Check out a tool I created called CompoundTable. I believe the key is not to set the bar too high. If you feel confident you can make 2% per week, then that's what you should shoot for, even if you possibly make 3% or 4%. Pick a return that you are comfortable with and feel certain you can attain.
If you set the bar too high: example - at 1% per day. And you are in a position that is up .89%, you will be tempted to not lock in profits while you are up .89%, but you will continue to hold because you want the 1%. You hold, the stock goes down, and you lose all of your gains. If this is the case, you may want to set the daily at .5%. Or move up to a weekly or monthly time frame instead of feeling like you absolutely have to make .5% today. What happens if there are no opportunities that day?
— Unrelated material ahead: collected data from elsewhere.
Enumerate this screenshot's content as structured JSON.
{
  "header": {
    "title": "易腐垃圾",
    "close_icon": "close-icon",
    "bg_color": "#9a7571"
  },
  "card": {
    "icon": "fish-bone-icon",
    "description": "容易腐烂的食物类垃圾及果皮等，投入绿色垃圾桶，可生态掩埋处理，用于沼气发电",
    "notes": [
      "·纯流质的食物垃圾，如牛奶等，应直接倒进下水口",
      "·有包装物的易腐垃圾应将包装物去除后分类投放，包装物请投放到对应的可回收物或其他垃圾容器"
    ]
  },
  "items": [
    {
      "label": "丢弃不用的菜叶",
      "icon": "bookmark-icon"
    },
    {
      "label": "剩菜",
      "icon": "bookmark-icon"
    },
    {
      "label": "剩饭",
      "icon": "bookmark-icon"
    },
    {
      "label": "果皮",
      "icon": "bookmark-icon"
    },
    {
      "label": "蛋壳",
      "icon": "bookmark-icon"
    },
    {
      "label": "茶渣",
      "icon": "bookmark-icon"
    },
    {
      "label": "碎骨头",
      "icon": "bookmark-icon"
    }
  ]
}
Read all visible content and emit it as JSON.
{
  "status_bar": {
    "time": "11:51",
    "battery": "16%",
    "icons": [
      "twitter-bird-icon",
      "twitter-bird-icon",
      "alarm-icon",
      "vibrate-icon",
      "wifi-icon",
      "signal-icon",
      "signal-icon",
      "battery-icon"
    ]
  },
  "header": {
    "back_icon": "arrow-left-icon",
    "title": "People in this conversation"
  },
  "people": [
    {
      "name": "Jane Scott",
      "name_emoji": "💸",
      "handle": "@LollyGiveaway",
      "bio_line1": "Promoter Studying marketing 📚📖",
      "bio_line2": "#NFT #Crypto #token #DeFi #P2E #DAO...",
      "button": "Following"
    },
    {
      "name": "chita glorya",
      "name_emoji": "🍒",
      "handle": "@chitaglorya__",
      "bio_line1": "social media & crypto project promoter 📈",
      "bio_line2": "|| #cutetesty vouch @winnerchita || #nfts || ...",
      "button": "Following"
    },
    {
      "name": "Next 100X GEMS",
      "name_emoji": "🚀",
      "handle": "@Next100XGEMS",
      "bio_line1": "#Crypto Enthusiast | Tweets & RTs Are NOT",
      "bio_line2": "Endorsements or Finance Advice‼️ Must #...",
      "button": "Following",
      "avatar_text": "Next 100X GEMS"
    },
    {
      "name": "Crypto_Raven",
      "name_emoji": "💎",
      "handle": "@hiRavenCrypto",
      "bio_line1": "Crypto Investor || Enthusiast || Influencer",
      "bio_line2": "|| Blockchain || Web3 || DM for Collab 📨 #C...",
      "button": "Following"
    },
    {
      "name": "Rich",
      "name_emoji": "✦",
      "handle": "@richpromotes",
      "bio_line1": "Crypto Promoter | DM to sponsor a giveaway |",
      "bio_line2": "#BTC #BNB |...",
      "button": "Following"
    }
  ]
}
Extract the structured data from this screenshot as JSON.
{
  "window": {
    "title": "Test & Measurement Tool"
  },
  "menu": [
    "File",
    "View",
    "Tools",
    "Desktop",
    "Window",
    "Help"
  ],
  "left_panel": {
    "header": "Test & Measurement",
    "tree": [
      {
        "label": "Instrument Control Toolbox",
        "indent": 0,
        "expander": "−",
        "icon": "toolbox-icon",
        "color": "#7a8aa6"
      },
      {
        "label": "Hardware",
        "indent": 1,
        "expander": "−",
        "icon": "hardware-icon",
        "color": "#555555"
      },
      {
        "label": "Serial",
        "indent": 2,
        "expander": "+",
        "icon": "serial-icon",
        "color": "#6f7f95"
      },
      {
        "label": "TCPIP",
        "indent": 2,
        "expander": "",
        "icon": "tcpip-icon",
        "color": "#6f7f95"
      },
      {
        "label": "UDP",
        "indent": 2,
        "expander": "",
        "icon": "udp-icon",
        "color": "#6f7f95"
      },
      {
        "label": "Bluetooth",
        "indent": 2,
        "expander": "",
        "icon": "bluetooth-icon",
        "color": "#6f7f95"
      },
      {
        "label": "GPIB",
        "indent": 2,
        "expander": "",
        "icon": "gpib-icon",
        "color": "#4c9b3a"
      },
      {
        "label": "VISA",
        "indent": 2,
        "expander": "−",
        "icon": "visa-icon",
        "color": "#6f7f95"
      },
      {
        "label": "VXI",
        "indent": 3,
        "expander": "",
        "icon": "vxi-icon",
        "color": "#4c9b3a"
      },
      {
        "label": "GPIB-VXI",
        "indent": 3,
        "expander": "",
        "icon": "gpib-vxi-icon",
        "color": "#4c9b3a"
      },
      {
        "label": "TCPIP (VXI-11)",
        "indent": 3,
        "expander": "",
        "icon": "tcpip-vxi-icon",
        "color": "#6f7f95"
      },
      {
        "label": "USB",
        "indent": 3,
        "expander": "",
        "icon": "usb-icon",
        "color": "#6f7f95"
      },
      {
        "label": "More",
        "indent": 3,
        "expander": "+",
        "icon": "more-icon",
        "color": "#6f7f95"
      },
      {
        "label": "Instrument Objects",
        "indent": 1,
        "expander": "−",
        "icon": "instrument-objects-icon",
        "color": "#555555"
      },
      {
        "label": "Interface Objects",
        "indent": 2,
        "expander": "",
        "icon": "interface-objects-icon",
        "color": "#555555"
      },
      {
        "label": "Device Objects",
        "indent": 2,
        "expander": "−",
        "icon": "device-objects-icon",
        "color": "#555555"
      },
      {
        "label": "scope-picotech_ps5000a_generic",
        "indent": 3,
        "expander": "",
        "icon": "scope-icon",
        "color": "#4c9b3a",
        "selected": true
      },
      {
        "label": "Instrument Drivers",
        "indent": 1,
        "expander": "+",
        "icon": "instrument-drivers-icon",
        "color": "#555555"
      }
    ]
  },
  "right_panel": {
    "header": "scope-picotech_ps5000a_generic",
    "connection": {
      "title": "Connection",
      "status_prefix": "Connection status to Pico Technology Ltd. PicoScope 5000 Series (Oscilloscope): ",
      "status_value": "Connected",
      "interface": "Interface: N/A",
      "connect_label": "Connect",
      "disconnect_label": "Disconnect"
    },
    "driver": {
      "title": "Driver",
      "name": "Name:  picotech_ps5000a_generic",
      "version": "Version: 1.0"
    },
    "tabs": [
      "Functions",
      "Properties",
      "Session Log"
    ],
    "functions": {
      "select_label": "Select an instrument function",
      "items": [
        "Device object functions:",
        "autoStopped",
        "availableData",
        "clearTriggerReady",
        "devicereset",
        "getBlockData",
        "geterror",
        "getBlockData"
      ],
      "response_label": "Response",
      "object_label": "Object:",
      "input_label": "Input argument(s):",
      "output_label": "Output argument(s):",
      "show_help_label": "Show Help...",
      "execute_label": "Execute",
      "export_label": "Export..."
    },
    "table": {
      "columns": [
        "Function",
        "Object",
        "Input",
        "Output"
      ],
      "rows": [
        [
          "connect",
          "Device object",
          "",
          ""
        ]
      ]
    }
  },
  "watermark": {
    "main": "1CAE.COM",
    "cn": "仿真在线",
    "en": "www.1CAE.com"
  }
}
I've found that being more conservative with the percentage return and choosing a later period is more realistic and attainable. So, for example if you are trading stocks that have potential movement of 3%-5%, pick a realistic period of 1%-2% per week. Or 4% per month, which is even better, because the longer of a period you set, the less tempted and emotionally pressured you will be to feel like you absolutely have to meet your weekly goal, which may cause you to break your rules while trading and enter trades that do not match your strategy criteria at all.
Also, you will run into a max trading amount, you'll have to keep that in mind. It's going to be different for everyone because it depends on how much you can trade with without your emotions coming into play. Some guys are comfortable trading with $30,000, some $75,000, some $150,000. Hence, you will only be able to compound up to your max trading amount. At that point you are no longer compounding, but will continue to have a regular return off your max trading amount.
This is actually a very good question, that most non-traders are often asking. The answer is very simple, but not what most people want to hear, namely:
Yes, it's very possible to pull off 1-2% profit per day for a half decent trader, with little risk.
-- But it is entirely up to you!
Like already mentioned, most of people (99%) are not, because they simply lack the perseverance and motivation to sit and trade on multiple screens for the 116 consecutive winning trading days it would take to pull off a 10-fold account balance increase. People want to get-rich-quick, and after 3 weeks they start getting sloppy, lazy or distracted and start losing.
The calculation is simple:
We want to calculate how long it will take to multiply an initial investment by 10x through compounding, if its daily interest rate is 2%.
P = Principal (initial) Value F = Future (final) Value r = Nominal (daily) interest rate [points] n = Number of annual compound events
The compound profit factor is defined by R:
R := (1 + r)
So the future value, after n days are:
F1 = P*(1+r) F2 = F1*(1+r) F3 = F2*(1+r) = P*(1+r)^3 ... Fn = P*(1+r)^n = P*R^n
So if P = 1, we want to find n such that Fn = 10.
n = ln(Fn)/ln(R) = ln(10)/ln(1.02) = 116 [days] = 23 [weeks] (if we divide by 5 [workdays/week]) = ~6 [months] (if we divide by 4 [weeks/month])
All that said, it's all a matter of opinion and what you consider as an investment. Day-trading is a job and and you need to be on point to be successful. A long term stock investment is only as good as your account allows. Buying 1 stock of Apple is not an investment, no matter how well it will do in the future. But buying a 100,000 USD portfolio of S&P500, is.